Prospect of snow puts Washington region on alert

Local,DC,Maryland,Virginia,Transportation,Rachel Baye

The National Weather Service is predicting snow for the Washington area Thursday, meaning that, of course, commuters are in a panic.

"Close them now! Close them now!" AAA Mid-Atlantic spokesman Lon Anderson joked about the region's roads. "We don't know how to deal with snow in this town. The thought of snow causes such fear and panic that we should just close the roads now."

But regional transportation agencies have no plans to close roads, and Metro said it plans to operate normally, even though the National Weather Service has said the area is under a "winter storm watch" Thursday.

Transportation officials said they could not pretreat roads Wednesday with a salt solution to prevent them from icing over because of the rain.

However, the Virginia Department of Transportation plans to pretreat interstates and major roads in the morning, and both VDOT and the Maryland State Highway Administration are standing by with one eye on the weather forecast, ready to plow and salt as needed.

"Right now, of course, the focus will be the [Interstate] 95 corridor and south of Prince William County," said VDOT spokeswoman Jennifer McCord.

The agency plans to bring in about 650 crews to manage the roads in the event of snow, she said.

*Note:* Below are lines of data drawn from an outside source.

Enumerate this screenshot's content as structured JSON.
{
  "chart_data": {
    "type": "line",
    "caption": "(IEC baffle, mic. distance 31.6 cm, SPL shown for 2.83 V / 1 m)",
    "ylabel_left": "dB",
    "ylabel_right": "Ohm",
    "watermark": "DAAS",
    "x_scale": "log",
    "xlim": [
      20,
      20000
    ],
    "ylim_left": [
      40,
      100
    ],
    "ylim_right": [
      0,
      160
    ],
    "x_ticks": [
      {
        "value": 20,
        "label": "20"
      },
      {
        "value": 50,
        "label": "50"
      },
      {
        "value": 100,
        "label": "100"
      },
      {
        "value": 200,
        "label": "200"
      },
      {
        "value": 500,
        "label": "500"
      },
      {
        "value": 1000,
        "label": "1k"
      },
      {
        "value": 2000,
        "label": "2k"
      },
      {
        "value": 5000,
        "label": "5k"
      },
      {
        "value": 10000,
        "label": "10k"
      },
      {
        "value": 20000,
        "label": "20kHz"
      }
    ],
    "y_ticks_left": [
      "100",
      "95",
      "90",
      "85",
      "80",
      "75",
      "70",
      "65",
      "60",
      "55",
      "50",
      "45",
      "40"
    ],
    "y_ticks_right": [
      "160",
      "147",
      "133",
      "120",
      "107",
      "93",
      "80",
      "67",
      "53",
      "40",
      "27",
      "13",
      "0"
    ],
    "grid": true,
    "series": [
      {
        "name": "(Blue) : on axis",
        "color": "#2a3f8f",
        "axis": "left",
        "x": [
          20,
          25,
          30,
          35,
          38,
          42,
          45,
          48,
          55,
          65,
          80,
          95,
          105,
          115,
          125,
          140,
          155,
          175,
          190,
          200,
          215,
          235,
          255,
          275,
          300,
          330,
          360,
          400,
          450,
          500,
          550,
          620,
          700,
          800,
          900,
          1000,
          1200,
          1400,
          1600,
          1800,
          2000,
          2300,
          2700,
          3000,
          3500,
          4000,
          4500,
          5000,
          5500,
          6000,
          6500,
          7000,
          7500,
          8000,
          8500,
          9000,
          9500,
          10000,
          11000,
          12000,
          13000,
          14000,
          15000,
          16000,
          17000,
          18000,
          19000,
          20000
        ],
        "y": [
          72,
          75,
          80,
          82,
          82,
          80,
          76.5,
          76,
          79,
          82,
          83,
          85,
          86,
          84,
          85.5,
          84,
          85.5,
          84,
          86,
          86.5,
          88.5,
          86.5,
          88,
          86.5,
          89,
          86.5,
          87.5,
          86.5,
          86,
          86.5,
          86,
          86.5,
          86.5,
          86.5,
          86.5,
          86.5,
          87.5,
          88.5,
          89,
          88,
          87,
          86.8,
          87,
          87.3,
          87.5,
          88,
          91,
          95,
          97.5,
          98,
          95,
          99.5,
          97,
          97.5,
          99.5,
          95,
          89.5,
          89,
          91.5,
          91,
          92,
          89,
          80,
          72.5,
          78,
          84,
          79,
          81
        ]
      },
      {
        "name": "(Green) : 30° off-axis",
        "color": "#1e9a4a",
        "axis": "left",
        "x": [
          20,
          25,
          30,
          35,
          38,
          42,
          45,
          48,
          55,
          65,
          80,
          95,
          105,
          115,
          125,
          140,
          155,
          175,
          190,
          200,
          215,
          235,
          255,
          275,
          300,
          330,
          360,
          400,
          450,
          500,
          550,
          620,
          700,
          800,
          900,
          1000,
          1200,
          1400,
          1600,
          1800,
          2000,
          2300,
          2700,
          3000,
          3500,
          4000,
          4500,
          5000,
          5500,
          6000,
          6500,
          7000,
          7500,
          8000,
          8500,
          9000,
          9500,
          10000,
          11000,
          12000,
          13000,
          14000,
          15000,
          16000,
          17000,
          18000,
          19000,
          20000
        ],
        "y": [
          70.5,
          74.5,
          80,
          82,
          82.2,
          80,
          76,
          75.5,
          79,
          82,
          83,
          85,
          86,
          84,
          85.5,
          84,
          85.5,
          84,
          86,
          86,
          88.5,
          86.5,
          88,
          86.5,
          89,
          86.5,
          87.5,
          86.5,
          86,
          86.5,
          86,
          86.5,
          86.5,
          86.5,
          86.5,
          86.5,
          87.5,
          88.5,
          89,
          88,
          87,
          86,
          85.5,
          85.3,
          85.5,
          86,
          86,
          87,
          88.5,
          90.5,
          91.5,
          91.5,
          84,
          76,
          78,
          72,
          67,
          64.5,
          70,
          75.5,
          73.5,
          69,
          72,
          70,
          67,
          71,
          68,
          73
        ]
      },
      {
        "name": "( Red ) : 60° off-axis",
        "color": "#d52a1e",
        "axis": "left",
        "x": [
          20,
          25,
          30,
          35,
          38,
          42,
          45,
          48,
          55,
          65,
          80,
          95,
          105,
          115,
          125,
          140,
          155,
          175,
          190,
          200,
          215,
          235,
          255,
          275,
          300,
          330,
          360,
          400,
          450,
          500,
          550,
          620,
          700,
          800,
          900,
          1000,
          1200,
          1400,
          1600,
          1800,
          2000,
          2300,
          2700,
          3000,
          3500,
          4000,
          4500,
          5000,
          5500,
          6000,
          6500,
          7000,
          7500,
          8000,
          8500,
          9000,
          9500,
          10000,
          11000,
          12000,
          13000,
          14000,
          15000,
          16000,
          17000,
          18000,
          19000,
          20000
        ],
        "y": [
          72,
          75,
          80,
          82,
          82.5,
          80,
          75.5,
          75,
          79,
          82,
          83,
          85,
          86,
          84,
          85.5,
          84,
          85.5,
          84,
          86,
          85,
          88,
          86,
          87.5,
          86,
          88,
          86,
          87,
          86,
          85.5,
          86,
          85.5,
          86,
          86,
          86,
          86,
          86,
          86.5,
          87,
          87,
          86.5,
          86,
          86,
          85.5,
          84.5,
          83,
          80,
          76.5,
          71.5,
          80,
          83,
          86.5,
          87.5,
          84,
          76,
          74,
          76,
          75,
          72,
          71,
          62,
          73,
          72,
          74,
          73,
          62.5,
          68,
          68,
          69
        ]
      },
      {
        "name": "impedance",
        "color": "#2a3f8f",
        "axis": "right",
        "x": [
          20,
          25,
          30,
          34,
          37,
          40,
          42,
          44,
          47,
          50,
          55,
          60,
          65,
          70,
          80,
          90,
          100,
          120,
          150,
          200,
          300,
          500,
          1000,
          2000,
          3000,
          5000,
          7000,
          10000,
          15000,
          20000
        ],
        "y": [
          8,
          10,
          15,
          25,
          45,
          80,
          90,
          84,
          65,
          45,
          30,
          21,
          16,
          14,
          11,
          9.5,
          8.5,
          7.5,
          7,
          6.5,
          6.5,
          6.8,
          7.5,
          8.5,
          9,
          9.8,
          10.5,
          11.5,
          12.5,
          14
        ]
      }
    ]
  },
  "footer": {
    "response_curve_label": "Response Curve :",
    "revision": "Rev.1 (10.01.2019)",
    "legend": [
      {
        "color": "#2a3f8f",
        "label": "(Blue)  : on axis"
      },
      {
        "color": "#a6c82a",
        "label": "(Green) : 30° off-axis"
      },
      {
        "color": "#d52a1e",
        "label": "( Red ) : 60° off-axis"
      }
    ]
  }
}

Among the areas where crews are being mobilized are Prince William, Loudoun and Fairfax counties. If there is more than 2 inches of snow, the crews will also plow subdivisions.

Central Virginia likely will get hit with the bulk of the storm, said Andy Woodcock, a forecaster with the National Weather Service. While the District could get more than 5 inches -- qualifying for a "watch" -- D.C. is more likely to get between 1 and 3 inches -- an "advisory" -- or even less than an inch.

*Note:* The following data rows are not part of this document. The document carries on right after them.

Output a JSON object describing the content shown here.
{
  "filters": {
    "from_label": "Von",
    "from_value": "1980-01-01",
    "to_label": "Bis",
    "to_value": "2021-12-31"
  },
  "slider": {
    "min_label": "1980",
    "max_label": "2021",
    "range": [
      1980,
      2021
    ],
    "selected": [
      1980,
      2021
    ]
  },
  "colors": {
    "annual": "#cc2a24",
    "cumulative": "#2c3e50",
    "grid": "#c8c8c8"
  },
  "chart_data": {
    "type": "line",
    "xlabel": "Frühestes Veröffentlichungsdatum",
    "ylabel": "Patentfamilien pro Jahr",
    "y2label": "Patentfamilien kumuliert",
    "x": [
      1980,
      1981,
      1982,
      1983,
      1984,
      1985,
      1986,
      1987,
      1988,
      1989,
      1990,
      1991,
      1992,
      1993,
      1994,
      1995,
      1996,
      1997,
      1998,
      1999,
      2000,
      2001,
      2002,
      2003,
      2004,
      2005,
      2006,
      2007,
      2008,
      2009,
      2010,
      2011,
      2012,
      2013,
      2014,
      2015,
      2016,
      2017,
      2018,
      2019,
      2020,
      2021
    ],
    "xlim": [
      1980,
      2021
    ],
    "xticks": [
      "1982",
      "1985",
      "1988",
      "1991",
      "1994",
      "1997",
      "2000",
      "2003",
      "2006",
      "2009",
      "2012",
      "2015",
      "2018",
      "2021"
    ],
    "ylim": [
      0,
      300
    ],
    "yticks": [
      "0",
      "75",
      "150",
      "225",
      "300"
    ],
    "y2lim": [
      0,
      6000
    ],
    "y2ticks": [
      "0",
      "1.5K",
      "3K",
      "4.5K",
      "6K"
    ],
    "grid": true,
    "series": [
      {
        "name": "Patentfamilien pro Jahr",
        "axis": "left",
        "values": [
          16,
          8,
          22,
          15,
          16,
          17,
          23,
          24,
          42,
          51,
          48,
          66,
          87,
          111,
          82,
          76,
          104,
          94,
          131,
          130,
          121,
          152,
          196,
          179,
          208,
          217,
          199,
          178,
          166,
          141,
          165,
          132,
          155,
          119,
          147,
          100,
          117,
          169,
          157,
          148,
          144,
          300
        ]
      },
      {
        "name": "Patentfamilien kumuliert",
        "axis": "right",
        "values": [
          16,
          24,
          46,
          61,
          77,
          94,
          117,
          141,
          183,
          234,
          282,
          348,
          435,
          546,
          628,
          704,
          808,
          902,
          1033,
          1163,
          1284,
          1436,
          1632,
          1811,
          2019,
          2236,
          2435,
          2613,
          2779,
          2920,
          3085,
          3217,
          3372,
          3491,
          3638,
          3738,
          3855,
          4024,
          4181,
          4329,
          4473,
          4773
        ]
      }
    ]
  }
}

Farther north in Montgomery County, there is likely to be very little snow, he said.

What makes this storm potentially more problematic, though, is that it is expected to hit just before evening rush hour begins.

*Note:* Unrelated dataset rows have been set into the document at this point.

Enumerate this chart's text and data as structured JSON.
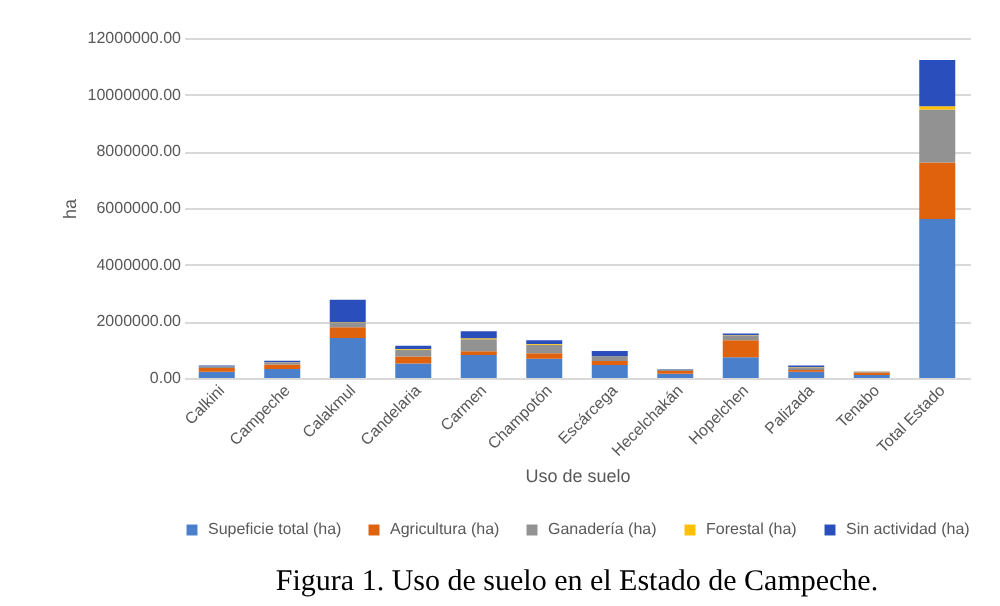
{
  "chart_data": {
    "type": "bar",
    "stacked": true,
    "xlabel": "Uso de suelo",
    "ylabel": "ha",
    "categories": [
      "Calkini",
      "Campeche",
      "Calakmul",
      "Candelaria",
      "Carmen",
      "Champotón",
      "Escárcega",
      "Hecelchakán",
      "Hopelchen",
      "Palizada",
      "Tenabo",
      "Total Estado"
    ],
    "series": [
      {
        "name": "Supeficie total (ha)",
        "color": "#4a7fcc",
        "values": [
          220000,
          320000,
          1410000,
          510000,
          810000,
          680000,
          460000,
          150000,
          730000,
          220000,
          110000,
          5610000
        ]
      },
      {
        "name": "Agricultura (ha)",
        "color": "#e0620d",
        "values": [
          130000,
          160000,
          380000,
          250000,
          130000,
          190000,
          140000,
          100000,
          600000,
          60000,
          80000,
          2000000
        ]
      },
      {
        "name": "Ganadería (ha)",
        "color": "#929292",
        "values": [
          50000,
          70000,
          160000,
          240000,
          430000,
          300000,
          140000,
          30000,
          160000,
          100000,
          20000,
          1870000
        ]
      },
      {
        "name": "Forestal (ha)",
        "color": "#ffc000",
        "values": [
          10000,
          10000,
          20000,
          20000,
          30000,
          30000,
          20000,
          10000,
          20000,
          10000,
          10000,
          110000
        ]
      },
      {
        "name": "Sin actividad (ha)",
        "color": "#2a4fbd",
        "values": [
          30000,
          50000,
          790000,
          120000,
          250000,
          130000,
          190000,
          20000,
          60000,
          50000,
          10000,
          1630000
        ]
      }
    ],
    "ylim": [
      0,
      12000000
    ],
    "yticks": [
      {
        "value": 0,
        "label": "0.00"
      },
      {
        "value": 2000000,
        "label": "2000000.00"
      },
      {
        "value": 4000000,
        "label": "4000000.00"
      },
      {
        "value": 6000000,
        "label": "6000000.00"
      },
      {
        "value": 8000000,
        "label": "8000000.00"
      },
      {
        "value": 10000000,
        "label": "10000000.00"
      },
      {
        "value": 12000000,
        "label": "12000000.00"
      }
    ],
    "grid": "y",
    "legend": "bottom",
    "annotations": [
      "Figura 1. Uso de suelo en el Estado de Campeche."
    ]
  }
}
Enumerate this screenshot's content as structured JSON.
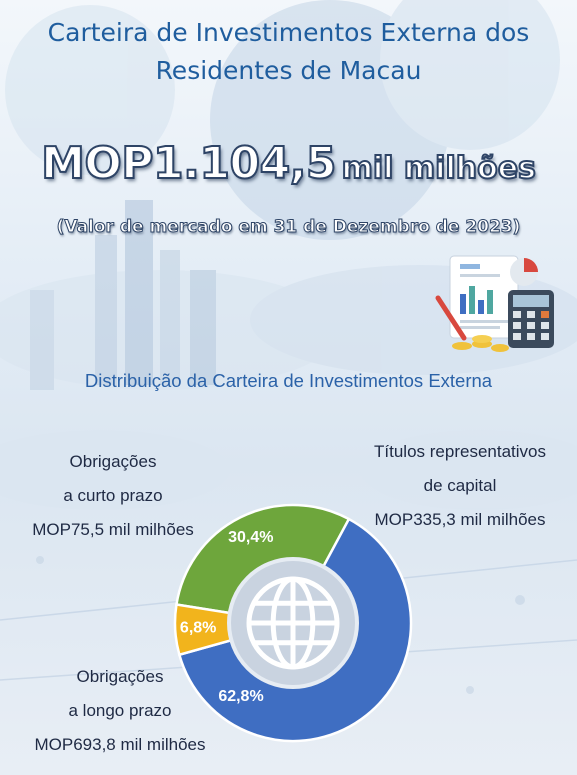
{
  "header": {
    "title_line1": "Carteira de Investimentos Externa dos",
    "title_line2": "Residentes de Macau",
    "headline_amount": "MOP1.104,5",
    "headline_unit": "mil milhões",
    "subnote": "(Valor de mercado em 31 de Dezembro de 2023)"
  },
  "section_title": "Distribuição da Carteira de Investimentos Externa",
  "colors": {
    "equity": "#6ea63c",
    "short_term": "#f2b41c",
    "long_term": "#3f6ec2",
    "ring_center": "#c9d3e0"
  },
  "labels": {
    "short_term": {
      "line1": "Obrigações",
      "line2": "a curto prazo",
      "line3": "MOP75,5 mil milhões"
    },
    "equity": {
      "line1": "Títulos representativos",
      "line2": "de capital",
      "line3": "MOP335,3 mil milhões"
    },
    "long_term": {
      "line1": "Obrigações",
      "line2": "a longo prazo",
      "line3": "MOP693,8 mil milhões"
    }
  },
  "chart_data": {
    "type": "pie",
    "title": "Distribuição da Carteira de Investimentos Externa",
    "total": {
      "value": 1104.5,
      "unit": "mil milhões MOP"
    },
    "categories": [
      "Títulos representativos de capital",
      "Obrigações a longo prazo",
      "Obrigações a curto prazo"
    ],
    "values": [
      335.3,
      693.8,
      75.5
    ],
    "percent_labels": [
      "30,4%",
      "62,8%",
      "6,8%"
    ],
    "colors": [
      "#6ea63c",
      "#3f6ec2",
      "#f2b41c"
    ]
  },
  "icons": [
    "globe-icon",
    "finance-documents-icon"
  ]
}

"Just the slight amount of snow can cause mayhem and pandemonium on the Washington area's roads," Anderson said. "We don't drive in it very well."

Maryland State Highway Administration spokesman Charlie Gischlar urged drivers to call 511 or check for updates on road conditions, and McCord reminded drivers to keep speeds low and to avoid driving during the height of the storm if possible.

And no matter how much or how little snow, the D.C. government is prepared, Mayor Vincent Gray said Wednesday. "We are at the ready."